How the 8086 processor determines the length of an instruction

hyperman1 · on Feb 28, 2023

You're writing these almost faster than I can read them. Thanks

Question: Does the 1BL thing imply that the 8086 is not capable of detecting useless prefixes? So the next 2 implications are correct:

Eg1: lock cs: clc is just treated as clc, and the lock and cs: are ignored?

Eg2: The 8086 has no 16 byte instruction length limit, unlike some successors. So e.g 16 seg overrides:

Cs: Ds: Es: Ss: Cs: Ds: Es: Ss: Cs: Ds: Es: Ss: Cs: Ds: Es: Ss: mov [1234],5

Is just ss: mov [1234],5

kens · on Feb 28, 2023

I haven't tested a physical chip to verify, but based on my simulations I think you are correct.

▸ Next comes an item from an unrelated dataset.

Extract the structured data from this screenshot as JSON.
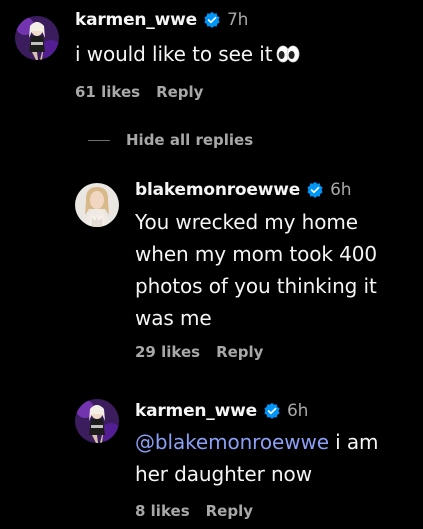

For your second example, a side effect is that NMI is blocked until the end of the instruction, so you could block the NMI interrupt for an arbitrary amount of time.

hyperman1 · on Feb 28, 2023

Oh wow. NMI blocked, and presumably other interrupts too? That means the filling a 64K segment with cs: prefixes will lock the CPU completely. IP will wrap around forever, and you have created some kind of infinite sized instruction. That's kind of cool!

kens · on Feb 28, 2023

Reset happens immediately, so at least that would let you escape.

anyfoo · on Feb 28, 2023

Presumably, yeah. If other interrupts weren't blocked, unless PC is somehow saved to be the address of the prefix(es), upon exiting from the interrupt you'd resume from the "wrong" ("incomplete", lacking its prefix) instruction.

kens · on Feb 28, 2023

Yes, more 8086 microcode. I'm here for any questions...

PaulCarrack · on Feb 28, 2023

Love the work Ken, been reading your articles since the early 2010s. Do you get paid to write these posts and do the research or is this just a hobby? I wish I could find the time to do something similar, but between family and work I have zero free time to do anything anymore, unlike my 20s that were time spent wasted. Would love to know how you do time management if this is your hobby.

kens · on Feb 28, 2023

No, I don't get paid for this. The time-management secret is to retire :-)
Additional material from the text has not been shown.